Over the same time period, the Department made too many changes to the management of youth custodial services, both onsite and at head office level. This led to a lack of clear leadership, a lack of continuity and increasing instability.

The Department placed insufficient weight on the risks at Banksia Hill and did too little to address those risks as they became increasingly evident.  There was no rational explanation for how the Department could have allowed amalgamation to proceed in early October.

A new management team which started in November 2012 made immediate efforts to address the problems and had begun to make some progress. However, the issues and risks were so fundamental that they could not be addressed by January 2013, when the riot occurred.
Given the extent of the damage to Banksia Hill and the lack of any alternative juvenile facility, the Department transferred the majority of the detainees to Hakea Prison during the two weeks following the riot. At Hakea, detainees were almost totally locked down for three weeks.  This was not reasonable and was not necessary by way of risk management. Once the total lockdowns were eased, the regime that was put in place fell short of a suitable level of service to young people in detention because of shortfalls in education, programs and recreation, and because of continuing lockdowns.

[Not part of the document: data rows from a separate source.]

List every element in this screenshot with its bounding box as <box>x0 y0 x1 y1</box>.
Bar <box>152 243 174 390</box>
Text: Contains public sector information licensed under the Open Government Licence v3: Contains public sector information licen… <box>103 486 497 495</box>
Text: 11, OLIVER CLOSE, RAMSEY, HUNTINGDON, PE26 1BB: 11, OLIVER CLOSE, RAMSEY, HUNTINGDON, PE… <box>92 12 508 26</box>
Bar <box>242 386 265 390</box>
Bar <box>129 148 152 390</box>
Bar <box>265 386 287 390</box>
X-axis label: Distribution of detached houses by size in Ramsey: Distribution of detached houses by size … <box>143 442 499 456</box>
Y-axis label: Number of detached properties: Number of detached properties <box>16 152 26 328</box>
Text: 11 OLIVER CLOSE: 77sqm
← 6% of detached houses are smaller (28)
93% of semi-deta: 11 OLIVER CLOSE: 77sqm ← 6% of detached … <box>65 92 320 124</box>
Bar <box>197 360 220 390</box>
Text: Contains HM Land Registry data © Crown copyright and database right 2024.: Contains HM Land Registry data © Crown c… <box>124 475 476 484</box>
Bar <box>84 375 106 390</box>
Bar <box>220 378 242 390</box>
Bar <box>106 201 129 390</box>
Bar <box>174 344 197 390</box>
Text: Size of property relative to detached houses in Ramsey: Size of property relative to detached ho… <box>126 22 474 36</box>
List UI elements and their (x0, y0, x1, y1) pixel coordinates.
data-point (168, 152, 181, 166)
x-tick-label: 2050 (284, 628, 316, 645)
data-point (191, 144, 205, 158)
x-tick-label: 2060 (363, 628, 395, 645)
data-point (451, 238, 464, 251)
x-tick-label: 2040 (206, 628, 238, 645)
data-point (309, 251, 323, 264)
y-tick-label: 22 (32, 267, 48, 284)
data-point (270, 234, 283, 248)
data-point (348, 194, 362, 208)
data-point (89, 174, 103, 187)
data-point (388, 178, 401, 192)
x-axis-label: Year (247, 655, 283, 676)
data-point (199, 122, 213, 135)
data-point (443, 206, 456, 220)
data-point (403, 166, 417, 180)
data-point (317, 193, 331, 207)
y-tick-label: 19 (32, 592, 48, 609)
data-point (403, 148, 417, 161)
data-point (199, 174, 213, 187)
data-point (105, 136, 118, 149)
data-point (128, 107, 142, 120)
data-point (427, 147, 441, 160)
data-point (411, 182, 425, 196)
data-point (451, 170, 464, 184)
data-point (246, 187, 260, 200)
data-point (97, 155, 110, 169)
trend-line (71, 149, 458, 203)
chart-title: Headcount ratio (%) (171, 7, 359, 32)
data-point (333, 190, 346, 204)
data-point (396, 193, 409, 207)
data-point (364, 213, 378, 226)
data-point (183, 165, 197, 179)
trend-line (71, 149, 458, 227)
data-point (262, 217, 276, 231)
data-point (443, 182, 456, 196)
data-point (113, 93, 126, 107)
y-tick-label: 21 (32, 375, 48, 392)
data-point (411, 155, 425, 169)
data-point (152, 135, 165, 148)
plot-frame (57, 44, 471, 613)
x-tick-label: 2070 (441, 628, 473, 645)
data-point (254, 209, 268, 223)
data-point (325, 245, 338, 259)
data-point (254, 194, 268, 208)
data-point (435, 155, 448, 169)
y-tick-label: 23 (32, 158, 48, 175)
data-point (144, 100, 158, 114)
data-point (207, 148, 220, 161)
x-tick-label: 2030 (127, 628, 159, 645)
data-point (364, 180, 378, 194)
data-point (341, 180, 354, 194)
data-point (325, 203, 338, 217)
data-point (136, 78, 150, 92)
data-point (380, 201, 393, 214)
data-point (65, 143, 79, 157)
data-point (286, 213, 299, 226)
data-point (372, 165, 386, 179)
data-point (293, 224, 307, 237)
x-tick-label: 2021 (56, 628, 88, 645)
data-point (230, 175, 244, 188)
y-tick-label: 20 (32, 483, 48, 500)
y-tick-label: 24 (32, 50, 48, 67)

The report concludes that a fresh approach is required to manage young people in custody.  Responsibility for youth justice services should lie with an agency whose primary responsibility is youth justice, not adult imprisonment. Currently, youth justice services accounts for $100 million of the Department’s total budget but reliable estimates suggest that another $200 million or more is spent across government on services for youth at risk. There are strong arguments in favour of a establishing either a new government department or a Youth Justice Commission (along the lines of the Mental Health Commission) to oversee this expenditure and to drive youth justice into the future. Key outcomes should be a sharper focus on regional youth, Aboriginal youth and mental health.